Another thing George did before becoming a tire store owner was spend some time on the race-car circuit – then called the Grand National, later Winston Cup and now Nextel.

Among the drivers he met during that time was the legendary Richard Petty.

As George tells it, he was in Bristol, Tenn., working on his team’s car, which had developed a problem.

“The rear end had gotten hot and was smoking, and I was under the car on a dolly to see if I could drain the oil out,” George said. “Richard was walking around because he had wrecked in the third lap. He saw the smoke and was afraid I’d get burned, so he got hold of my feet and pulled me out.

“He said, ‘Son, there’s always bad days, but they’ll get better,’” George said.

George got a chance to repay Petty’s kindness in 1967 at Darlington when Petty was in a bad crash.

“He broke his arm and was upside down,” George said. “We started out there and unbuckled Richard and eased him out of the car.”

During his racing days, George was briefly around another legend – Junior Johnson.

“Junior didn’t drive after 1966,” George said. “I rubbed shoulders with some of the older race drivers.”

George was part of the pit crew for Sgt. Roy Mayne, and the car Mayne drove belonged to Tom Hunter of Cashiers.

“We were the diehard Chevrolet people,” George said. “We ran one of very few Chevys on the track.”

George said he and Hunter were good friends who “just liked racing.”

When George decided he wanted to get into the sport, Hunter said he could help. Mayne was stationed at Shaw Air Force Base and Hunter met him at the race track.

“Roy was a good driver, but he didn’t have a car,” George said.

George liked racing but didn’t want to drive.

“I could see right quick I didn’t have the reflexes,” he said. Mayne, on the other hand, was “so fast – like a cat,” George said. “Reflexes are something you’re born with.”

It was tough to run 22 or so races a year, traveling from Michigan to Talledega, Charlotte and Atlanta, while working full time, but George said he enjoyed it.

Mayne finished fourth in the Southern 500 at Darlington in 1965 and sixth in Rockingham in 1966, George said.
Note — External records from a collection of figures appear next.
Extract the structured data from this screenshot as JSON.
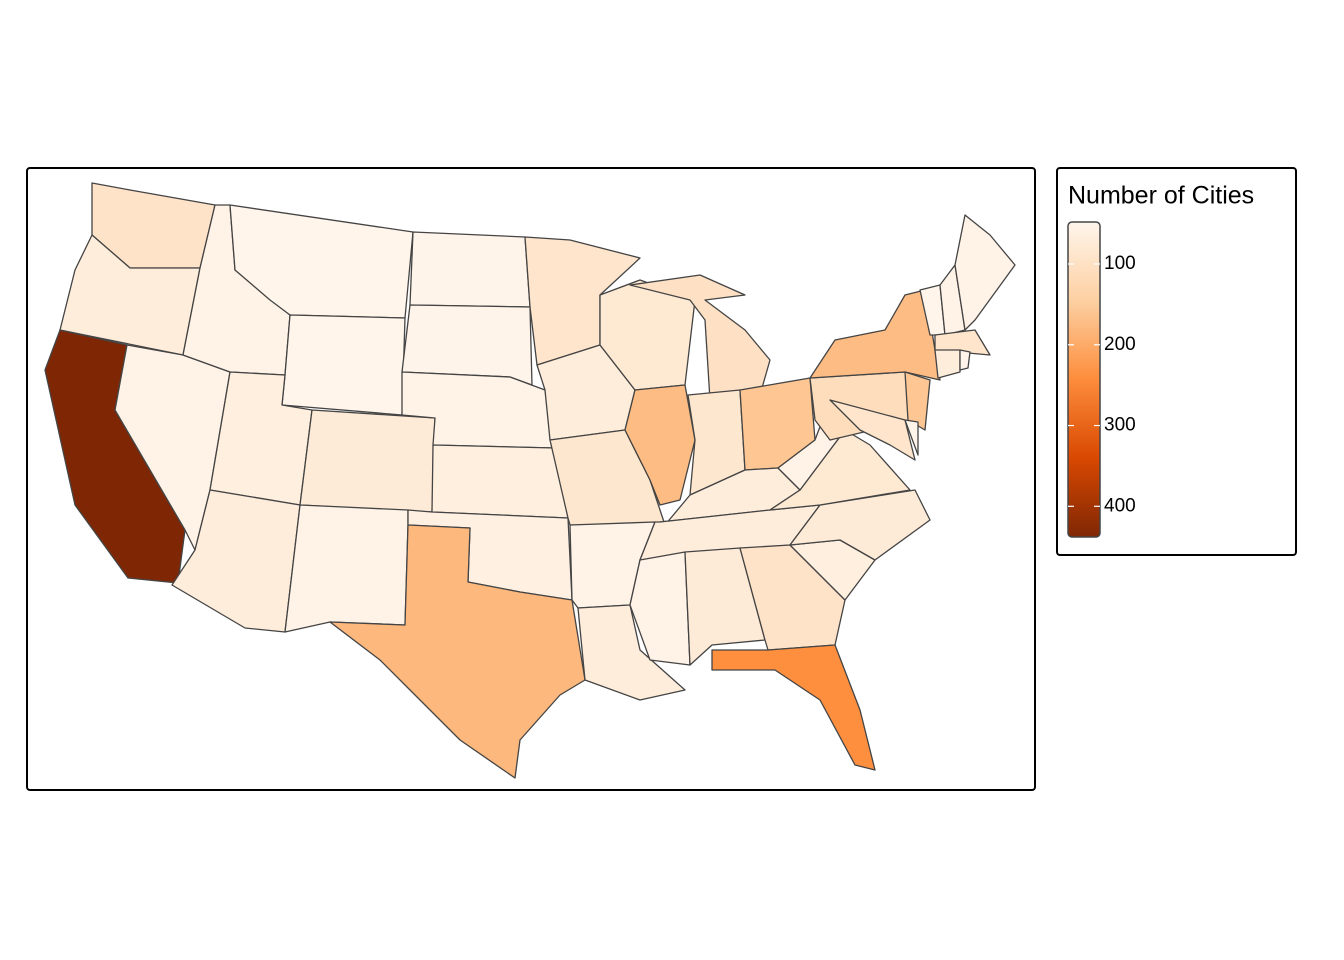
{
  "chart_data": {
    "type": "choropleth",
    "legend_title": "Number of Cities",
    "values": [
      95,
      70,
      438,
      55,
      55,
      48,
      48,
      65,
      70,
      75,
      55,
      50,
      50,
      55,
      65,
      60,
      180,
      90,
      70,
      85,
      55,
      70,
      80,
      175,
      100,
      85,
      160,
      70,
      70,
      55,
      75,
      95,
      240,
      65,
      75,
      80,
      55,
      110,
      175,
      160,
      90,
      50,
      48,
      55,
      55,
      90,
      70,
      50
    ],
    "zlim": [
      48,
      438
    ],
    "zticks": [
      100,
      200,
      300,
      400
    ],
    "palette": [
      "#fff5eb",
      "#fdd0a2",
      "#fd8d3c",
      "#d94801",
      "#7f2704"
    ],
    "border_color": "#444444"
  }
}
Now that he’s sold Sylva Tire, George said he’s looking forward to some more traveling, but this time it will be in an RV.
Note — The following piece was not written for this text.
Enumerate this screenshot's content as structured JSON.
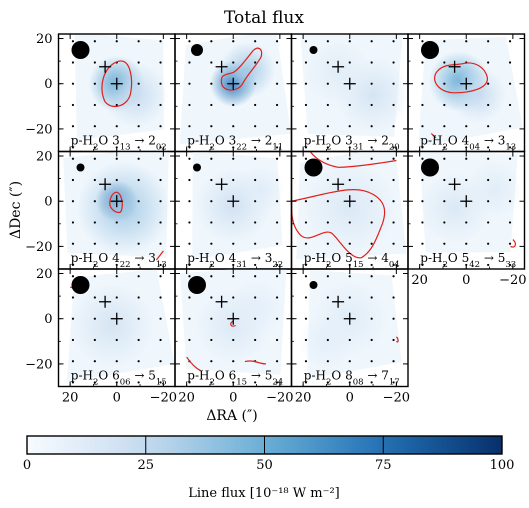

“Most of the United States is country I haven’t seen,” he said. “I may not see it all, but I want to see some.”

George also says he plans to spend a lot more time at Lake Chatuge.

“It’s time to go, and I’m not going to look back,” George said. “That’s something Jim Ed Haskett taught me before he died. He said when you make up your mind to retire, do it and don’t look back.”